Tidak sekalipun Muhammadiyah tergoda menjadi partai politik. Itu berarti habitat Muhammadiyah yang sesungguhnya adalah berkiprah di bidang sosial keagamaan. Tatkala merayakan milad ada baiknya aktivis Muhammadiyah membaca ulang testimoni Nurcholish Madjid (Cak Nur).

Menurut Cak Nur, Muhammadiyah merupakan organisasi Islam modern yang terbesar di dunia, lebih besar dari organisasi mana pun di dunia Islam. Dilihat dari segi kelembagaannya, Muhammadiyah juga sangat mengesankan, lebih dari organisasi Islam di mana pun dan kapan pun.

Muhammadiyah memiliki jaringan organisasi yang cukup teratur mulai pusat, provinsi, kabupaten/ kota, kecamatan, dan desa/kelurahan. Karena itulah, Cak Nur menegaskan bahwa Muhammadiyah merupakan salah satu cerita sukses di kalangan organisasi Islam, tidak saja secara nasional, tapi juga internasional.

Pernyataan Cak Nur ini sebagian dari pandangan yang bernada memuji kiprah Muhammadiyah dalam panggung sejarah pergerakan organisasi Islam. Aktivis Muhammadiyah seharusnya menjadikan pernyataan positif Cak Nur sebagai penyemangat. Apalagi kini Muhammadiyah telah melampaui usia satu abad. Selain menerima pujian, Muhammadiyah juga banyak dikritik.

Di antara pernyataan bernada kritik dikemukakan Azyumardi Azra. Menurut Azra, Muhammadiyah memang layak disebut gerakan pembaru (tajdid), terutama di bidang amal usaha. Tetapi, dalam bidang pemikiran keagamaan, Muhammadiyah lebih tepat disebut gerakan salafiah. Itu karena tekanan ideologi gerakan Muhammadiyah adalah pemurnian (purifikasi) di bidang aqidah dan ibadah.

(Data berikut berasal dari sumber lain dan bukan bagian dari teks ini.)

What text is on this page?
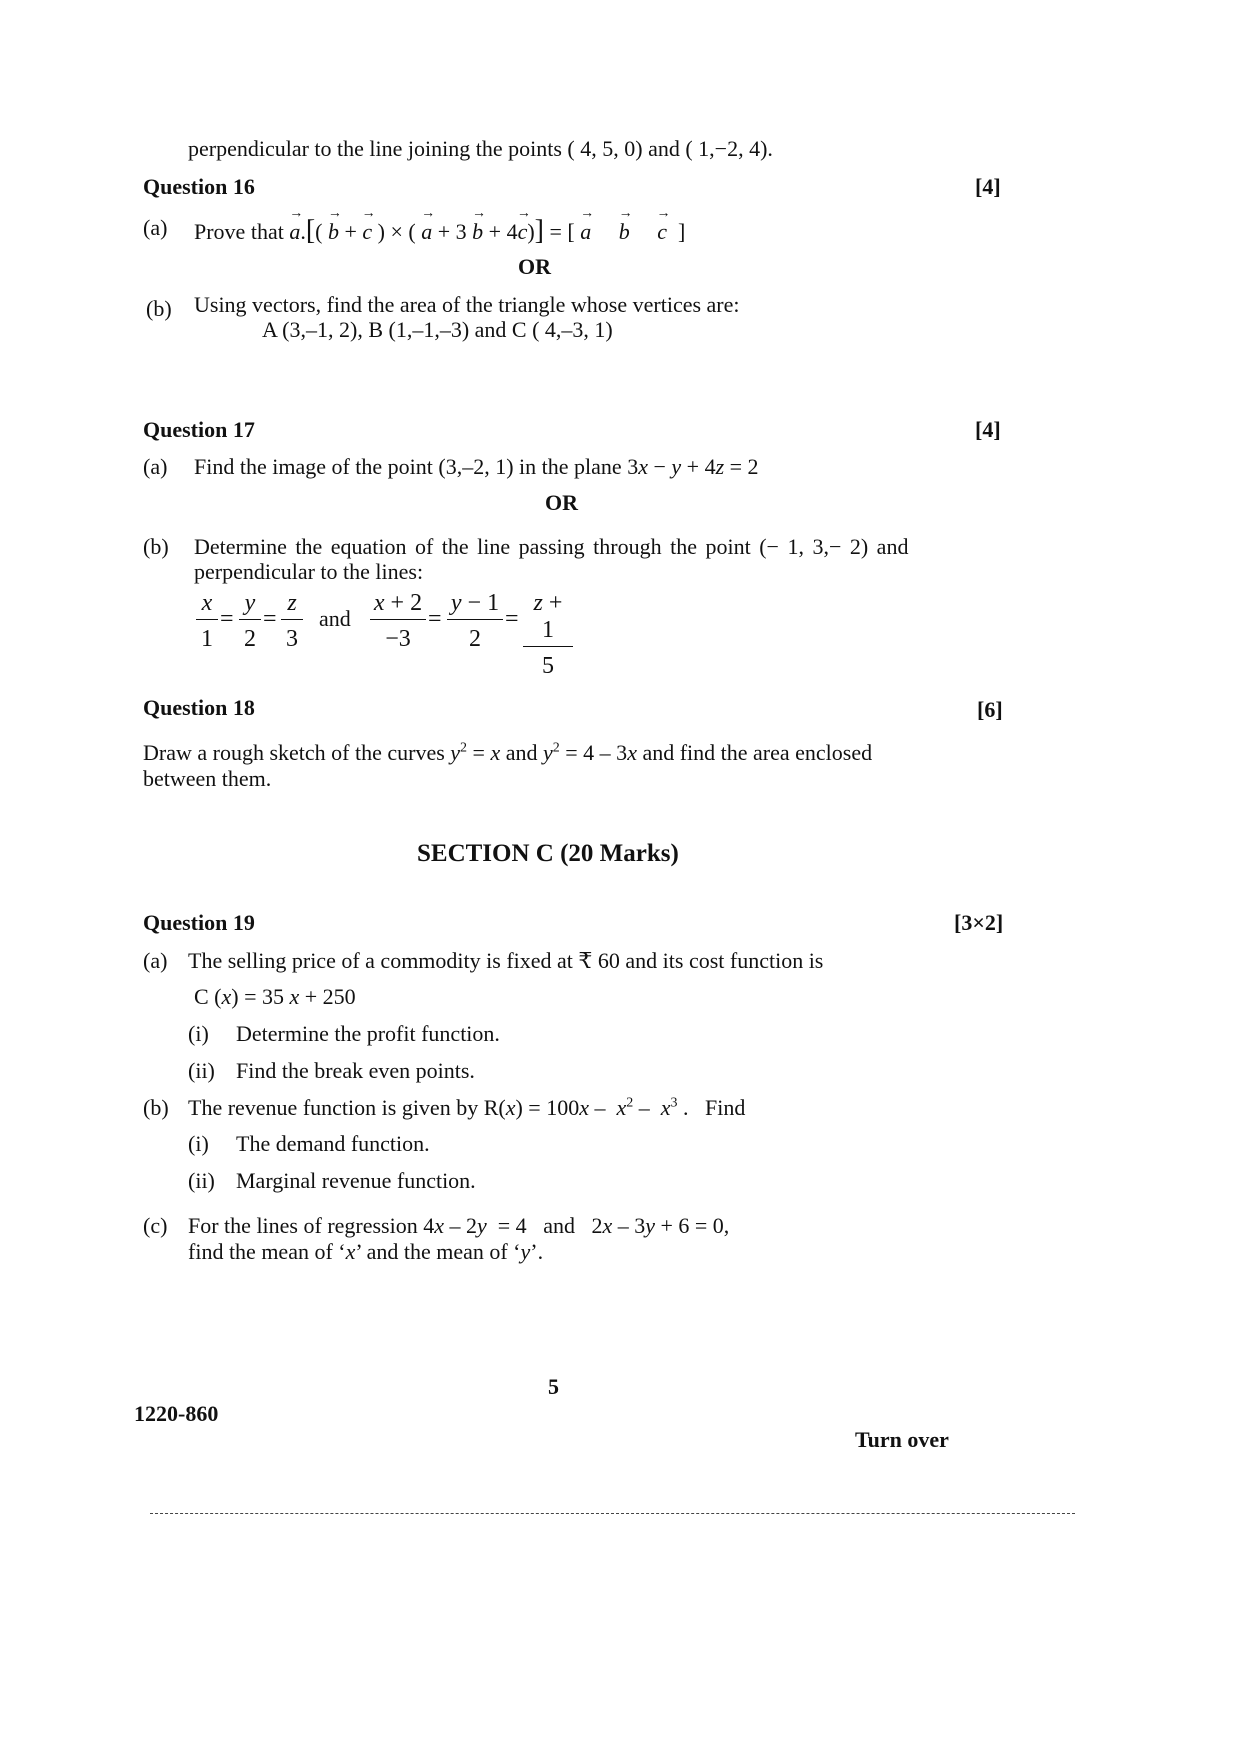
perpendicular to the line joining the points ( 4, 5, 0) and ( 1,−2, 4).
Question 16	[4]
(a) Prove that a →.[( b → + c → ) × ( a → + 3 b → + 4c →)] = [ a → b → c →  ]
OR
(b) Using vectors, find the area of the triangle whose vertices are:
A (3,–1, 2), B (1,–1,–3) and C ( 4,–3, 1)
Question 17	[4]
(a) Find the image of the point (3,–2, 1) in the plane 3x − y + 4z = 2
OR
(b) Determine the equation of the line passing through the point (− 1, 3,− 2) and
perpendicular to the lines:
$\frac{x}{1} = \frac{y}{2} = \frac{z}{3}$ and $\frac{x + 2}{-3} = \frac{y - 1}{2} = \frac{z + 1}{5}$
Question 18	[6]
Draw a rough sketch of the curves $y^2 = x$ and $y^2 = 4 - 3x$ and find the area enclosed
between them.
SECTION C (20 Marks)
Question 19	[3×2]
(a) The selling price of a commodity is fixed at ₹ 60 and its cost function is
C (x) = 35 x + 250
(i) Determine the profit function.
(ii) Find the break even points.
(b) The revenue function is given by $R(x) = 100x - x^2 - x^3$ . Find
(i) The demand function.
(ii) Marginal revenue function.
(c) For the lines of regression 4x – 2y  = 4 and 2x – 3y + 6 = 0,
find the mean of ‘x’ and the mean of ‘y’.
5
1220-860
Turn over
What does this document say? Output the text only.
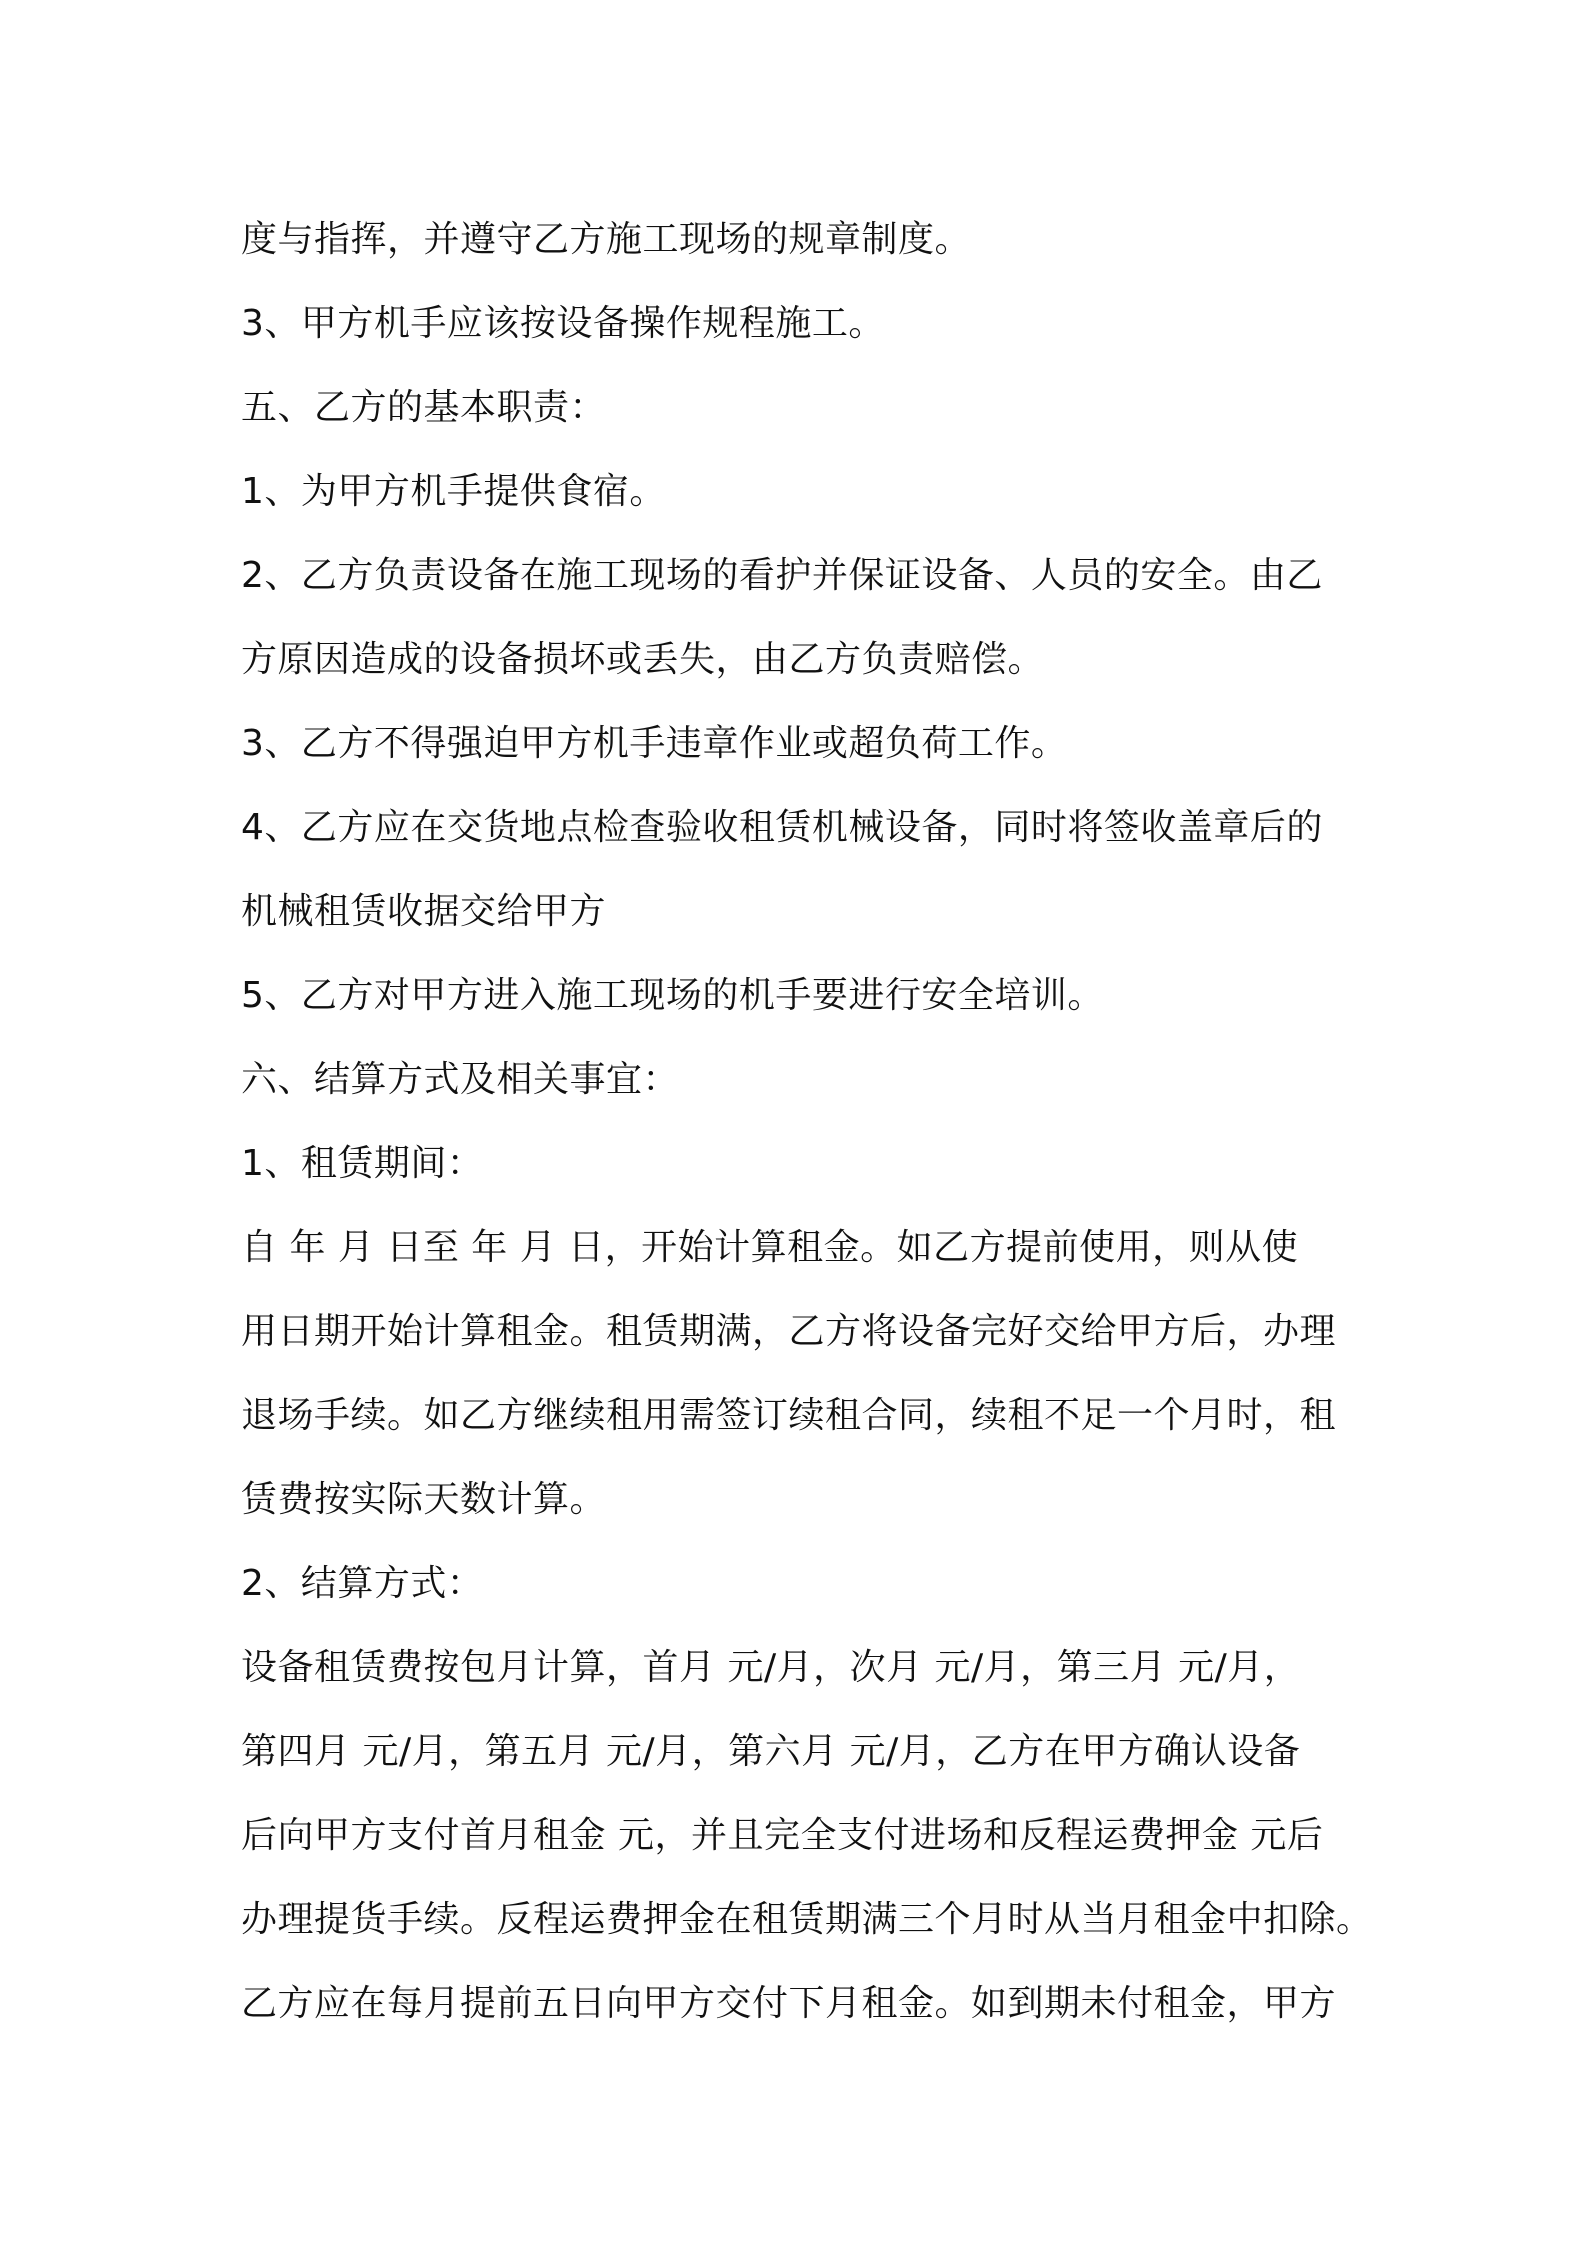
度与指挥，并遵守乙方施工现场的规章制度。
3、甲方机手应该按设备操作规程施工。
五、乙方的基本职责：
1、为甲方机手提供食宿。
2、乙方负责设备在施工现场的看护并保证设备、人员的安全。由乙
方原因造成的设备损坏或丢失，由乙方负责赔偿。
3、乙方不得强迫甲方机手违章作业或超负荷工作。
4、乙方应在交货地点检查验收租赁机械设备，同时将签收盖章后的
机械租赁收据交给甲方
5、乙方对甲方进入施工现场的机手要进行安全培训。
六、结算方式及相关事宜：
1、租赁期间：
自 年 月 日至 年 月 日，开始计算租金。如乙方提前使用，则从使
用日期开始计算租金。租赁期满，乙方将设备完好交给甲方后，办理
退场手续。如乙方继续租用需签订续租合同，续租不足一个月时，租
赁费按实际天数计算。
2、结算方式：
设备租赁费按包月计算，首月 元/月，次月 元/月，第三月 元/月，
第四月 元/月，第五月 元/月，第六月 元/月，乙方在甲方确认设备
后向甲方支付首月租金 元，并且完全支付进场和反程运费押金 元后
办理提货手续。反程运费押金在租赁期满三个月时从当月租金中扣除。
乙方应在每月提前五日向甲方交付下月租金。如到期未付租金，甲方
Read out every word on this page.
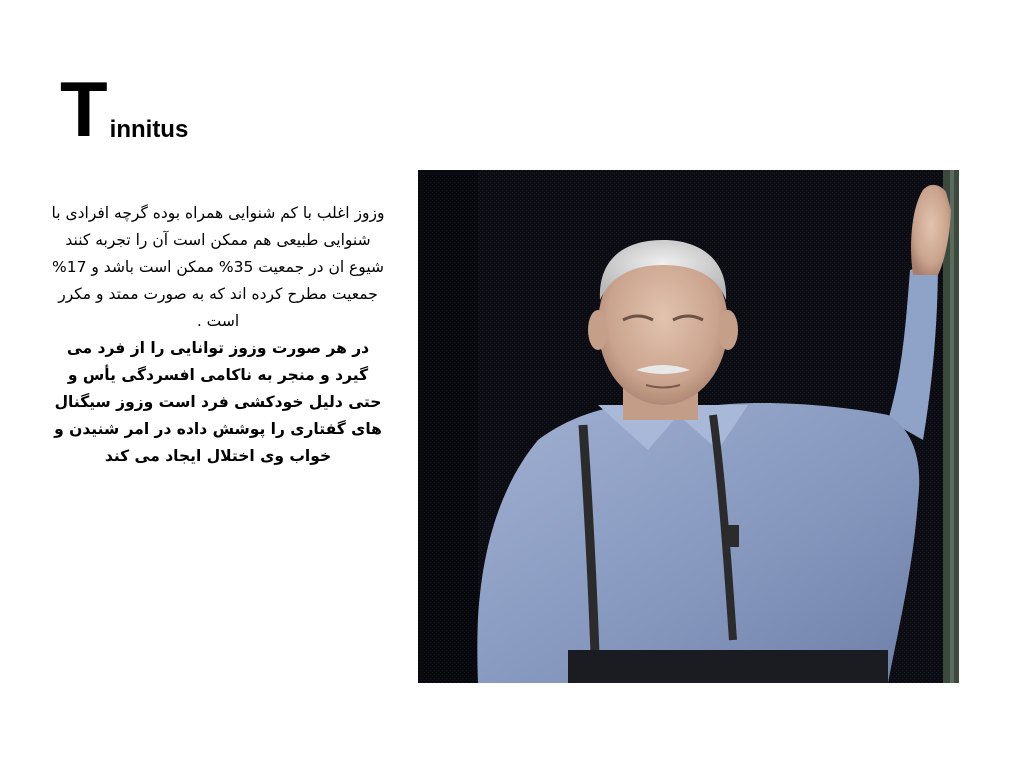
T innitus

وزوز اغلب با کم شنوایی همراه بوده گرچه افرادی با شنوایی طبیعی هم ممکن است آن را تجربه کنند شیوع ان در جمعیت 35% ممکن است باشد و 17% جمعیت مطرح کرده اند که به صورت ممتد و مکرر است .

در هر صورت وزوز توانایی را از فرد می گیرد و منجر به ناکامی افسردگی یأس و حتی دلیل خودکشی فرد است وزوز سیگنال های گفتاری را پوشش داده در امر شنیدن و خواب وی اختلال ایجاد می کند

Cerminan dari usaha purifikasi Muhammadiyah tampak dalam kegiatan dakwah untuk memberantas takhayul, bidah, dan churafat (TBC). Pada level praksis, semua ahli sepakat mengatakan bahwa Muhammadiyah layak disebut gerakan pembaru. Melalui teologi al-Maal-Maun (al- Maal-Maunisme ) Muhammadiyah telah membuktikan diri sebagai gerakan yang sangat menekankan pentingnya amal saleh.

Dengan menekuni wilayah praksis sosial keagamaan berarti Muhammadiyah telah melaksanakan prinsip a faith with action. Dalam bahasa warga Muhammadiyah prinsip ini dikenal dengan dakwah bil hal (mengajak dengan amalan dan tindakan konkret). Muhammadiyah juga mempraktikkan ajaran sedikit berbicara banyak bekerja, berdisiplin, bekerja keras, dan tanggung jawab secara organisasi.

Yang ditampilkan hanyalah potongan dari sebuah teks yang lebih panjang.